The HPSPLIT Procedure

PRUNE Statement

PRUNE C45 </ confidence> ;

PRUNE NONE ;

PRUNE by-metric </ until-metric operator value> ;

The PRUNE statement controls pruning. It has three different syntaxes: one for C4.5-style pruning, one for no pruning, and one for pruning by using a specified metric.

The default decision tree pruning method is entropy. The following PRUNE statement example is equivalent to having no PRUNE statement for a nominal target:

prune entropy;

The default decision tree pruning method is ASE. The following PRUNE statement example is equivalent to having no PRUNE statement for an interval target:

prune ASE;

The preceding statements are also equivalent to the following statements, respectively:

prune entropy / entropy >= 1.0;
prune ASE / ASE >= 1.0;

You can specify the following pruning options:

C45 </ confidence>

requests C4.5-based pruning (Quinlan, 1993) based on the upper error rate from the binomial distribution (Wilson, 1927; Blyth and Still, 1983; Agresti and Coull, 1998) at the confidence limit. The default confidence is 0.25.
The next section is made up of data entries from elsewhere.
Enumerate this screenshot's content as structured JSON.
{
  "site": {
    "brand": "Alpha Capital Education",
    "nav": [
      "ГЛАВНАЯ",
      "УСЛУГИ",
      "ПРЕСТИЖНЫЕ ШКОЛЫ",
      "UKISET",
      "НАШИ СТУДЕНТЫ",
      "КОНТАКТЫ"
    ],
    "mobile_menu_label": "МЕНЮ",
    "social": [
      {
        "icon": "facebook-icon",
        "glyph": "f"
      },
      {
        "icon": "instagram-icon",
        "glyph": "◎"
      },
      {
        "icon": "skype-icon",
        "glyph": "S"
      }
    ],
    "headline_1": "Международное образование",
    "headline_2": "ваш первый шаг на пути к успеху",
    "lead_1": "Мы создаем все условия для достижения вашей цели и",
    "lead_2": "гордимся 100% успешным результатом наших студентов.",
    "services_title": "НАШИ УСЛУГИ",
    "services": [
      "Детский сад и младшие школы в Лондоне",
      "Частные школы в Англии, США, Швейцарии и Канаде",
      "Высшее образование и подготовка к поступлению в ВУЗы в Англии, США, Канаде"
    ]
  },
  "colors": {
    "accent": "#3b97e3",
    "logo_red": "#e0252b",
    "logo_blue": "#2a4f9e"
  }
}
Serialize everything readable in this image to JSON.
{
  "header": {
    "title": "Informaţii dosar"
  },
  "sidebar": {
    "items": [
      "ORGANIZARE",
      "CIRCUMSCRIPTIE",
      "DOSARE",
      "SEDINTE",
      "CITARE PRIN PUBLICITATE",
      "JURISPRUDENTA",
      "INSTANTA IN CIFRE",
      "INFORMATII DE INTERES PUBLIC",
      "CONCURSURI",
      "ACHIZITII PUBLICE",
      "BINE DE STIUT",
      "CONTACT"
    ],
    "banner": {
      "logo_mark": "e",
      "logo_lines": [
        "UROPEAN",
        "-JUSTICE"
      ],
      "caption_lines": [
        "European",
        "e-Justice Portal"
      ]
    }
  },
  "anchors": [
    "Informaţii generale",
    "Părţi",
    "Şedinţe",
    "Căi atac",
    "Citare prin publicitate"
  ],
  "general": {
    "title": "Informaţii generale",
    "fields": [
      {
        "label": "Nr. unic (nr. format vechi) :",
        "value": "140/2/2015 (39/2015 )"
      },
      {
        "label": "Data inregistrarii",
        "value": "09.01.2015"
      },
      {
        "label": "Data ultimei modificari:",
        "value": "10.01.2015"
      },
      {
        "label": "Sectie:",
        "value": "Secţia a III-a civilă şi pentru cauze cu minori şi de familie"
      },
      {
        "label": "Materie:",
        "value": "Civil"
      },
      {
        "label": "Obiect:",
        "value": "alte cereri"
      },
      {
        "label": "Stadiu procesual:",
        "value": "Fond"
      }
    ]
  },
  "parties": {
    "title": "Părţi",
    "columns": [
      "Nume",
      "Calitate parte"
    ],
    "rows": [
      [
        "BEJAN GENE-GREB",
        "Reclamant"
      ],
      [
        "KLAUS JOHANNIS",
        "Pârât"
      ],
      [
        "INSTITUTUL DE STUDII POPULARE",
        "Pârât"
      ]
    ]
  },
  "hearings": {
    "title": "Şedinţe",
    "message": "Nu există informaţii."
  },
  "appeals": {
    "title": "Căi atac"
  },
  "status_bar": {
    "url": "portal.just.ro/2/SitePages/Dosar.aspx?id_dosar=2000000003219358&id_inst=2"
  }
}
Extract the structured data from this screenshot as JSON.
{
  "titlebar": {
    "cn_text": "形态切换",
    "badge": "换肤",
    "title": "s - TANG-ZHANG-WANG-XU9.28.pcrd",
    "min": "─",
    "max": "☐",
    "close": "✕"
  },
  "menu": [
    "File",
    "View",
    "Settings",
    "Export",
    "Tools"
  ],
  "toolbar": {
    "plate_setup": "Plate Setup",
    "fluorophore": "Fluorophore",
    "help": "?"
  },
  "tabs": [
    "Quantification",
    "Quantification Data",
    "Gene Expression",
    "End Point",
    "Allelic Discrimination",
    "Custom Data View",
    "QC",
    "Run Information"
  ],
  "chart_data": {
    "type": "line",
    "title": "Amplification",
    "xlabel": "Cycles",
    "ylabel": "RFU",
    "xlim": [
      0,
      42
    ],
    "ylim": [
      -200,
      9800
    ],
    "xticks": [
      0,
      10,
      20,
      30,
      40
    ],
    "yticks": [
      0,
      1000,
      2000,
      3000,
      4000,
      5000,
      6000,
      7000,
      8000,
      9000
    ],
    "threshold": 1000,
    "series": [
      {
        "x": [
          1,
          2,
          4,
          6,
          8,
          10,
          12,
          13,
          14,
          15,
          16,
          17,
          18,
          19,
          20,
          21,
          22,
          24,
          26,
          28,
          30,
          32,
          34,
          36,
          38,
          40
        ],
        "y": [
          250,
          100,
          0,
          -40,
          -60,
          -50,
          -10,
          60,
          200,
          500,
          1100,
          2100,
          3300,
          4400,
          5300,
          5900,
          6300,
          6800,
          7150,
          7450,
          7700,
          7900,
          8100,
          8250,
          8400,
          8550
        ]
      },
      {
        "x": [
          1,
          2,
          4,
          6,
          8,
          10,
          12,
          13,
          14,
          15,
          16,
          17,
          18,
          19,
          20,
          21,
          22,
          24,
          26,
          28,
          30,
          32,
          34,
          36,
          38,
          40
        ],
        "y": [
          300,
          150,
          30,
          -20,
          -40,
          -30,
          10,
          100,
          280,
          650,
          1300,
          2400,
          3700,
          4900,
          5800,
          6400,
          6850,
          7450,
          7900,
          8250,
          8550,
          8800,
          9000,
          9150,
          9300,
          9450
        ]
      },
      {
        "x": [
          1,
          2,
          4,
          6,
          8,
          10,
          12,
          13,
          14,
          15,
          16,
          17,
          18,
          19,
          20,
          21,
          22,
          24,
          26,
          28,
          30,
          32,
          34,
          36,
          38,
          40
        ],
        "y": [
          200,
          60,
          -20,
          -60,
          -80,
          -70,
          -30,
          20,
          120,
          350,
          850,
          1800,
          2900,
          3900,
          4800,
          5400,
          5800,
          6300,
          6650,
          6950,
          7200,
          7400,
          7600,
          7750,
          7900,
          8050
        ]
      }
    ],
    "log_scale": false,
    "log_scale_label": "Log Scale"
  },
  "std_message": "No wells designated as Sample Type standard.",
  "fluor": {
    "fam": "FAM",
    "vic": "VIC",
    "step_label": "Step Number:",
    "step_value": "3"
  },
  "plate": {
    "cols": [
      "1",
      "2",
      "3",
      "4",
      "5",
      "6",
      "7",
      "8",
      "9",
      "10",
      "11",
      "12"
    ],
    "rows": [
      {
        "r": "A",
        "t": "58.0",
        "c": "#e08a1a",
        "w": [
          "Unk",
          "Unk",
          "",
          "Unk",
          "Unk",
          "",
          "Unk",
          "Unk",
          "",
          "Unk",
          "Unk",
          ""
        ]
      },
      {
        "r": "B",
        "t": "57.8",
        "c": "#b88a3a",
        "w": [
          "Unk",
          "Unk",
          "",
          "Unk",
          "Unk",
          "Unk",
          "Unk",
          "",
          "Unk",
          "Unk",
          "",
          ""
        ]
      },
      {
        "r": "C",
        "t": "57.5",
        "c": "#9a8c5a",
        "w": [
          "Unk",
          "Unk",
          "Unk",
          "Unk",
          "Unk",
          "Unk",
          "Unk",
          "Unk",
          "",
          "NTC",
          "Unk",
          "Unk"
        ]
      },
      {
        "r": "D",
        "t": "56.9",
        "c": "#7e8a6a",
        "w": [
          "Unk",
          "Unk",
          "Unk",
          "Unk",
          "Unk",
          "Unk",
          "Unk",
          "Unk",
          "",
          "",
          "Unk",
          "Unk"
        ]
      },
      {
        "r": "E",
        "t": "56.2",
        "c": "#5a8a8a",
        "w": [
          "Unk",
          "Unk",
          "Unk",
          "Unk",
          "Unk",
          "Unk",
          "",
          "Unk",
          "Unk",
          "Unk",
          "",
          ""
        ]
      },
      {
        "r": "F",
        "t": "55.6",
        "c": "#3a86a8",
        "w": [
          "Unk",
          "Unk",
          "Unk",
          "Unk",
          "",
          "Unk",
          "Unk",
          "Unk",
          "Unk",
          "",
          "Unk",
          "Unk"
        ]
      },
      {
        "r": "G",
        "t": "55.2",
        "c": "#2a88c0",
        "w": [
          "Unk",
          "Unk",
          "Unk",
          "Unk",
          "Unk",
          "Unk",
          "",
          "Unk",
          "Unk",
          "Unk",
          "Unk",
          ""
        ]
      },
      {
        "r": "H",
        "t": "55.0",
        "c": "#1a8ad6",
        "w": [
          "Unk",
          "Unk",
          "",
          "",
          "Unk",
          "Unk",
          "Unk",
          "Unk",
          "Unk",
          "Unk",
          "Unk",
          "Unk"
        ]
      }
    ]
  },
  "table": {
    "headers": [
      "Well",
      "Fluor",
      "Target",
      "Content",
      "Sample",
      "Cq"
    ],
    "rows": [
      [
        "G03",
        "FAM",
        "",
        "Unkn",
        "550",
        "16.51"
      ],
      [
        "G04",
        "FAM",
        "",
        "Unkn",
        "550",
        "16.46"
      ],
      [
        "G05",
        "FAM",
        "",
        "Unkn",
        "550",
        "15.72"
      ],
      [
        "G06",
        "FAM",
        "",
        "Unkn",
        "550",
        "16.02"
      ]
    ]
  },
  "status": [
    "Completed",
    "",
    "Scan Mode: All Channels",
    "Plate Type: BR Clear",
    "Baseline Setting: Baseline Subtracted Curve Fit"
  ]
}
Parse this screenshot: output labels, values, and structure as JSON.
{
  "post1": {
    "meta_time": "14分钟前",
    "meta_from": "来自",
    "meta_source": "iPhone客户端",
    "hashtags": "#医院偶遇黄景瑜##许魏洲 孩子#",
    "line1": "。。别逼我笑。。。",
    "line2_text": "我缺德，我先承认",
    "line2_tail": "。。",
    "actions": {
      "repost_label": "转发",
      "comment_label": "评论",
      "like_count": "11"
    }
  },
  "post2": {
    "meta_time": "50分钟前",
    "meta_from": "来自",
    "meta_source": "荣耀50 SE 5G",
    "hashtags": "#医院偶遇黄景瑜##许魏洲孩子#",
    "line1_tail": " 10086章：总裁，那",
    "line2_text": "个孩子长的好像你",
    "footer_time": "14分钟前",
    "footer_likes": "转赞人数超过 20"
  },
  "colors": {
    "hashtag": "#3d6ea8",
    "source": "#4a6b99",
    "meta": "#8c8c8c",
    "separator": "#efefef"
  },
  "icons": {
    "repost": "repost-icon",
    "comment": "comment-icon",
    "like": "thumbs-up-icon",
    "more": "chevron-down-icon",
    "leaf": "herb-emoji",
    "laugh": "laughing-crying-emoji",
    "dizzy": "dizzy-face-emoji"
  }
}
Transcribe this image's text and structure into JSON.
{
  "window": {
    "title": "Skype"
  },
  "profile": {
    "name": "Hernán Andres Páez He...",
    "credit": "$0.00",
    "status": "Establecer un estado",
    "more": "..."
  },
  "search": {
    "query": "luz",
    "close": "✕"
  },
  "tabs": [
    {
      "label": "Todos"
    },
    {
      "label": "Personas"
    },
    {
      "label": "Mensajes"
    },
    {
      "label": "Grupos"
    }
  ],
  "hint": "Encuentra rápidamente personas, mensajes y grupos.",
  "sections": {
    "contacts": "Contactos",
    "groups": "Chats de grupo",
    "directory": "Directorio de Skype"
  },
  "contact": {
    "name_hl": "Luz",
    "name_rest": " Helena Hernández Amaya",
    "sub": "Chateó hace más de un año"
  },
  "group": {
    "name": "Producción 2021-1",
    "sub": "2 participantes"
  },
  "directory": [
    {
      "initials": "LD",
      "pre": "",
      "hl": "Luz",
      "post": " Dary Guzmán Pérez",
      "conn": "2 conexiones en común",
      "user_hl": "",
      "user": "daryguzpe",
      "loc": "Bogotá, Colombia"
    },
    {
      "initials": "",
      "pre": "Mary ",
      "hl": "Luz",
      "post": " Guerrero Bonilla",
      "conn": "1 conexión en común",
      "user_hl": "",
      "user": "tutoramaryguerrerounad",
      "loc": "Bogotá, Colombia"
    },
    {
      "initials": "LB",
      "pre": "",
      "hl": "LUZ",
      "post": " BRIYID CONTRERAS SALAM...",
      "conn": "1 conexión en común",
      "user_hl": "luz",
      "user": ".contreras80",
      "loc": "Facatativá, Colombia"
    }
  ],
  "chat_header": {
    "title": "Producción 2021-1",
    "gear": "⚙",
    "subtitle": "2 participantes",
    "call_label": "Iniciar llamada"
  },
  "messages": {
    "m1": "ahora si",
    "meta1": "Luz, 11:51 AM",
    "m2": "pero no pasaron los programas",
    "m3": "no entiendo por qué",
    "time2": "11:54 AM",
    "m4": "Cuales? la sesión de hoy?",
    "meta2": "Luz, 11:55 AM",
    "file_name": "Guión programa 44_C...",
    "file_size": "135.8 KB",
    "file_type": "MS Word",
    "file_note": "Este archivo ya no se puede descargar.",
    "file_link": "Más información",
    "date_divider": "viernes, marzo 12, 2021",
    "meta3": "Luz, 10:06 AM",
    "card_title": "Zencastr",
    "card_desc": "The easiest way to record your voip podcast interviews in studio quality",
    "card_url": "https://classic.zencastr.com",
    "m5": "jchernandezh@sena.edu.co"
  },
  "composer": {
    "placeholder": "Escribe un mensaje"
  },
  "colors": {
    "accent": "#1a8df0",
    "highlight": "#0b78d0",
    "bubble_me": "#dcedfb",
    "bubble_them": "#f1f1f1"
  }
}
This option is available only for decision trees (nominal targets).

NONE

turns off pruning.

by-metric < / until-metric operator value>

chooses a node to prune back to a leaf by the specified by-metric. Optionally, you can specify an until-metric, operator, and value to control pruning. If you do not specify these arguments, until-metric is set to the same metric as by-metric, operator is set to >=, and value is set to 1.

You can specify the following value for by-metric for decision trees (nominal target) or for regression trees (interval target):

ASE

chooses the leaf that has the smallest change in the average square error.

You can specify the following values for by-metric only for decision trees (nominal target):

ENTROPY

chooses the leaf that has the smallest change in the entropy.

GINI

chooses the leaf that has the smallest change in the Gini statistic.

MISC

chooses the leaf that has the smallest change in the misclassification rate.

You can specify the following values for until-metric for decision trees (nominal target) or for regression trees (interval target):

ASE

stops pruning when the per-leaf change in average square error rate is operator value times the per-leaf change in the ASE of pruning the whole initial tree to a leaf.

N

stops pruning when the number of leaves is operator value.

You can specify the following values for until-metric only for decision trees (nominal target):

ENTROPY

stops pruning when the per-leaf change in entropy is operator value times the per-leaf change in the entropy of pruning the whole initial tree to a leaf.

GINI

stops pruning when the per-leaf change in the Gini statistic is operator value times the per-leaf change in the Gini statistic of pruning the whole initial tree to a leaf.

MISC

stops pruning when the per-leaf change in misclassification rate is operator value times the per-leaf change in the misclassification rate of pruning the whole initial tree to a leaf.

You can specify any of the following values for operator for decision trees (nominal target) or for regression trees (interval target):

<=

less than or equal to

LE

less than or equal to

>=

greater than or equal to

GE

greater than or equal to

<

less than

LT

less than

>

greater than

GT

greater than

=

equal to

EQ

equal to